On the Cedar River near Seattle, a far more heavily impacted watershed, fish passage was constructed at Landsburg Dam in 2003. Enlightened managers opted not to release hatchery fish into the upper river and simply allowed fish from the lower river to stray into the newly opened habitat. In the first year, 150 coho found their way into the upper Cedar. Three generations later, in 2009, almost 800 fish passed the ladder and the population continues to grow.

Salmon are uniquely capable of such rapid population growth during periods of low abundance, because lower competition between rearing juveniles leads to excellent survival. Swamping the upper Elwha with thousands of hatchery fish is not only expensive, it’s counterproductive, conflicting directly with the stated goal of recovering healthy wild populations.

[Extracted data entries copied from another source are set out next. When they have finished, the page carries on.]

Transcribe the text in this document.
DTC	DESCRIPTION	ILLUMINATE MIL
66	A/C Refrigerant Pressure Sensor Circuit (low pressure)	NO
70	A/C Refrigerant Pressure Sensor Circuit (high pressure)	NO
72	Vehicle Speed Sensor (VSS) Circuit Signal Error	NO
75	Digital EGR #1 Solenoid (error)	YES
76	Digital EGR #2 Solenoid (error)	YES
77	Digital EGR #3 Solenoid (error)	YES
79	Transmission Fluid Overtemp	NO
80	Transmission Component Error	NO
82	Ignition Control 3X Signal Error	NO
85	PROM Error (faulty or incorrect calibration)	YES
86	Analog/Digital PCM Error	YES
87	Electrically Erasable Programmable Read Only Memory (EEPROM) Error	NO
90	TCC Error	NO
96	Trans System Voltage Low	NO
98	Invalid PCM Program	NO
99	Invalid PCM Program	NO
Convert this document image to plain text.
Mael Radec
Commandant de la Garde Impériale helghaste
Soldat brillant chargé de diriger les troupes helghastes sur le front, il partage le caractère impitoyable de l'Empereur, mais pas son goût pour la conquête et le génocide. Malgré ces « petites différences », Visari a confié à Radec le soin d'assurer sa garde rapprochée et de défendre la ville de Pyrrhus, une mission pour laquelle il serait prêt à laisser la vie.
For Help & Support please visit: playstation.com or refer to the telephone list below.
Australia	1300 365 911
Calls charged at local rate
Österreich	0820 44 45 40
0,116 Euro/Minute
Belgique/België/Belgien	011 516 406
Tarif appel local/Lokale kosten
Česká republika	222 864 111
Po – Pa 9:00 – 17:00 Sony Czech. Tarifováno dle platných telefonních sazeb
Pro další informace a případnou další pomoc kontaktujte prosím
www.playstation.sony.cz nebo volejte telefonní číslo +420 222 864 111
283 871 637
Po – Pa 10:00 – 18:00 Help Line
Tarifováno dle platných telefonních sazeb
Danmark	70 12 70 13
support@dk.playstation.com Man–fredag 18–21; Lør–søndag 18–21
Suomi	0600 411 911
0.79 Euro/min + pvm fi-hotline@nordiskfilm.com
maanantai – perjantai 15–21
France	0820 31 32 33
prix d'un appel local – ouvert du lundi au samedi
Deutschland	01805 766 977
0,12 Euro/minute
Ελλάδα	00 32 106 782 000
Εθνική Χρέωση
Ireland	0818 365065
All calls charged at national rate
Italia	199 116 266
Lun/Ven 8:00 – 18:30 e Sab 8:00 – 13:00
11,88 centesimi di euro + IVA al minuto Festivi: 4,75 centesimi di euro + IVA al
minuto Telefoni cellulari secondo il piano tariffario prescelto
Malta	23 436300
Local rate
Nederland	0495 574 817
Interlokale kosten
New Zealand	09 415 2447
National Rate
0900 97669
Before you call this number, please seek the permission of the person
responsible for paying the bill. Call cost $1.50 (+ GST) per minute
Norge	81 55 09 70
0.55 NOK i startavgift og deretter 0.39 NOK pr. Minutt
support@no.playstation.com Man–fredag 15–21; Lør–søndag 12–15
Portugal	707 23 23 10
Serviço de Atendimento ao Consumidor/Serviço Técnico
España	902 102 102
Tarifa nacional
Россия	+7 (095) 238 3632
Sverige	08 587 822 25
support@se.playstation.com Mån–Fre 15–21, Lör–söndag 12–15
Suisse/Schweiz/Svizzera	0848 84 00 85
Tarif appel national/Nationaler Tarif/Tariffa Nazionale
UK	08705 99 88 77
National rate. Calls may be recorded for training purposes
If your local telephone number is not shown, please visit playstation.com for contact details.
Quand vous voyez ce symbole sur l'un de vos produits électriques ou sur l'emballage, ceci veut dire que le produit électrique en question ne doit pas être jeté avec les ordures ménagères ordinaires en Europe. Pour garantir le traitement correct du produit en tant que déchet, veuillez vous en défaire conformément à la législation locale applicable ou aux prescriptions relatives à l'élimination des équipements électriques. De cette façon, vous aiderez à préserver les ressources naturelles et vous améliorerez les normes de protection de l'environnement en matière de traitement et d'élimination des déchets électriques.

All eight of the salmonid species historically found in the Elwha remain; from kokanee and rainbow trout (the landlocked forms of sockeye and steelhead respectively) to winter steelhead, Chinook, coho, chum, and pink salmon in the lower river. If allowed to migrate freely through their natal watershed again, they will thrive, but only if unimpeded by industrial scale hatchery intervention. Wild fish have been the backbone of our Northwest ecosystem for 10,000 years. Only in the last century have population growth, resource extraction and failed hatchery intervention driven populations to their current depressed levels.

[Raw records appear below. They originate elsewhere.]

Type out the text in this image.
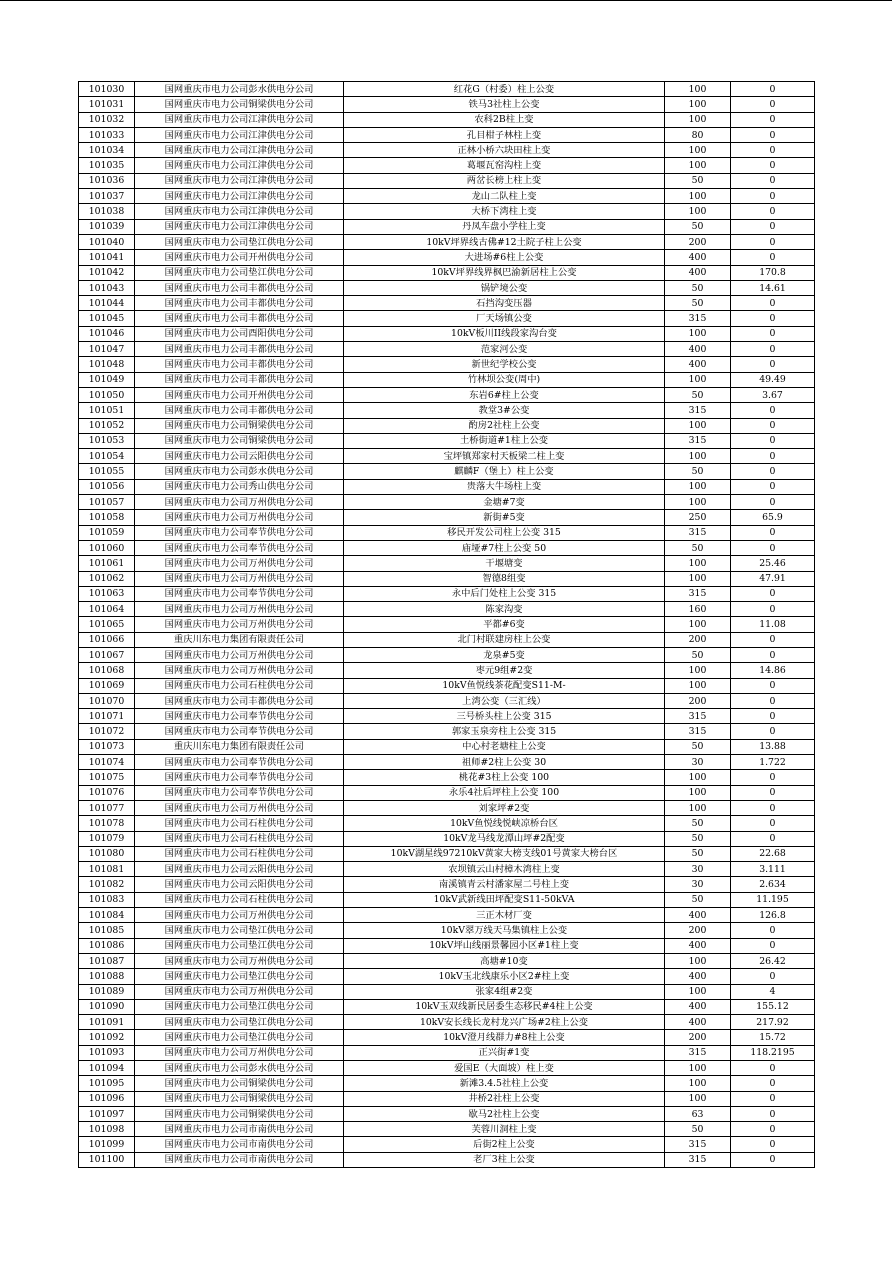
101030	国网重庆市电力公司彭水供电分公司	红花G（村委）柱上公变	100	0
101031	国网重庆市电力公司铜梁供电分公司	铁马3社柱上公变	100	0
101032	国网重庆市电力公司江津供电分公司	农科2B柱上变	100	0
101033	国网重庆市电力公司江津供电分公司	孔目柑子林柱上变	80	0
101034	国网重庆市电力公司江津供电分公司	正林小桥六块田柱上变	100	0
101035	国网重庆市电力公司江津供电分公司	葛堰瓦窑沟柱上变	100	0
101036	国网重庆市电力公司江津供电分公司	两岔长榜上柱上变	50	0
101037	国网重庆市电力公司江津供电分公司	龙山二队柱上变	100	0
101038	国网重庆市电力公司江津供电分公司	大桥下湾柱上变	100	0
101039	国网重庆市电力公司江津供电分公司	丹凤车盘小学柱上变	50	0
101040	国网重庆市电力公司垫江供电分公司	10kV坪界线古佛#12土院子柱上公变	200	0
101041	国网重庆市电力公司开州供电分公司	大进场#6柱上公变	400	0
101042	国网重庆市电力公司垫江供电分公司	10kV坪界线界枫巴渝新居柱上公变	400	170.8
101043	国网重庆市电力公司丰都供电分公司	锅铲境公变	50	14.61
101044	国网重庆市电力公司丰都供电分公司	石挡沟变压器	50	0
101045	国网重庆市电力公司丰都供电分公司	厂天场镇公变	315	0
101046	国网重庆市电力公司酉阳供电分公司	10kV板川II线段家沟台变	100	0
101047	国网重庆市电力公司丰都供电分公司	范家河公变	400	0
101048	国网重庆市电力公司丰都供电分公司	新世纪学校公变	400	0
101049	国网重庆市电力公司丰都供电分公司	竹林坝公变(周中)	100	49.49
101050	国网重庆市电力公司开州供电分公司	东岩6#柱上公变	50	3.67
101051	国网重庆市电力公司丰都供电分公司	教堂3#公变	315	0
101052	国网重庆市电力公司铜梁供电分公司	酌房2社柱上公变	100	0
101053	国网重庆市电力公司铜梁供电分公司	土桥街道#1柱上公变	315	0
101054	国网重庆市电力公司云阳供电分公司	宝坪镇郑家村天板梁二柱上变	100	0
101055	国网重庆市电力公司彭水供电分公司	麒麟F（堡上）柱上公变	50	0
101056	国网重庆市电力公司秀山供电分公司	贵落大牛场柱上变	100	0
101057	国网重庆市电力公司万州供电分公司	金塘#7变	100	0
101058	国网重庆市电力公司万州供电分公司	新街#5变	250	65.9
101059	国网重庆市电力公司奉节供电分公司	移民开发公司柱上公变 315	315	0
101060	国网重庆市电力公司奉节供电分公司	庙垭#7柱上公变 50	50	0
101061	国网重庆市电力公司万州供电分公司	干堰塘变	100	25.46
101062	国网重庆市电力公司万州供电分公司	智德8组变	100	47.91
101063	国网重庆市电力公司奉节供电分公司	永中后门处柱上公变 315	315	0
101064	国网重庆市电力公司万州供电分公司	陈家沟变	160	0
101065	国网重庆市电力公司万州供电分公司	平都#6变	100	11.08
101066	重庆川东电力集团有限责任公司	北门村联建房柱上公变	200	0
101067	国网重庆市电力公司万州供电分公司	龙泉#5变	50	0
101068	国网重庆市电力公司万州供电分公司	枣元9组#2变	100	14.86
101069	国网重庆市电力公司石柱供电分公司	10kV鱼悦线茶花配变S11-M-	100	0
101070	国网重庆市电力公司丰都供电分公司	上湾公变（三汇线）	200	0
101071	国网重庆市电力公司奉节供电分公司	三号桥头柱上公变 315	315	0
101072	国网重庆市电力公司奉节供电分公司	郭家玉泉旁柱上公变 315	315	0
101073	重庆川东电力集团有限责任公司	中心村老塘柱上公变	50	13.88
101074	国网重庆市电力公司奉节供电分公司	祖师#2柱上公变 30	30	1.722
101075	国网重庆市电力公司奉节供电分公司	桃花#3柱上公变 100	100	0
101076	国网重庆市电力公司奉节供电分公司	永乐4社后坪柱上公变 100	100	0
101077	国网重庆市电力公司万州供电分公司	刘家坪#2变	100	0
101078	国网重庆市电力公司石柱供电分公司	10kV鱼悦线悦峡凉桥台区	50	0
101079	国网重庆市电力公司石柱供电分公司	10kV龙马线龙潭山坪#2配变	50	0
101080	国网重庆市电力公司石柱供电分公司	10kV湖星线97210kV黄家大榜支线01号黄家大榜台区	50	22.68
101081	国网重庆市电力公司云阳供电分公司	农坝镇云山村樟木湾柱上变	30	3.111
101082	国网重庆市电力公司云阳供电分公司	南溪镇青云村潘家屋二号柱上变	30	2.634
101083	国网重庆市电力公司石柱供电分公司	10kV武新线田坪配变S11-50kVA	50	11.195
101084	国网重庆市电力公司万州供电分公司	三正木材厂变	400	126.8
101085	国网重庆市电力公司垫江供电分公司	10kV翠万线天马集镇柱上公变	200	0
101086	国网重庆市电力公司垫江供电分公司	10kV坪山线丽景馨园小区#1柱上变	400	0
101087	国网重庆市电力公司万州供电分公司	高塘#10变	100	26.42
101088	国网重庆市电力公司垫江供电分公司	10kV玉北线康乐小区2#柱上变	400	0
101089	国网重庆市电力公司万州供电分公司	张家4组#2变	100	4
101090	国网重庆市电力公司垫江供电分公司	10kV玉双线新民居委生态移民#4柱上公变	400	155.12
101091	国网重庆市电力公司垫江供电分公司	10kV安长线长龙村龙兴广场#2柱上公变	400	217.92
101092	国网重庆市电力公司垫江供电分公司	10kV澄月线群力#8柱上公变	200	15.72
101093	国网重庆市电力公司万州供电分公司	正兴街#1变	315	118.2195
101094	国网重庆市电力公司彭水供电分公司	爱国E（大面坡）柱上变	100	0
101095	国网重庆市电力公司铜梁供电分公司	新滩3.4.5社柱上公变	100	0
101096	国网重庆市电力公司铜梁供电分公司	井桥2社柱上公变	100	0
101097	国网重庆市电力公司铜梁供电分公司	歇马2社柱上公变	63	0
101098	国网重庆市电力公司市南供电分公司	芙蓉川洞柱上变	50	0
101099	国网重庆市电力公司市南供电分公司	后街2柱上公变	315	0
101100	国网重庆市电力公司市南供电分公司	老厂3柱上公变	315	0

The Elwha has a chance to rewrite the manual for salmon management, leading us into a future less dependent on an expensive and failing hatchery system that squanders tax dollars and undermines wild fish recovery. With a majority of the watershed protected within the Olympic National Park, the habitat remains pristine throughout most of its length, giving the river the capacity to one day support abundant runs of wild salmon once more. Dam removal on the Elwha means that we’re investing in an integral part of our region’s tremendous natural wealth, wild salmon.

The Elwha is one of our very few opportunities to be given a second chance. We owe it to the fish, the many species that depend on them, and ourselves to see what they can do.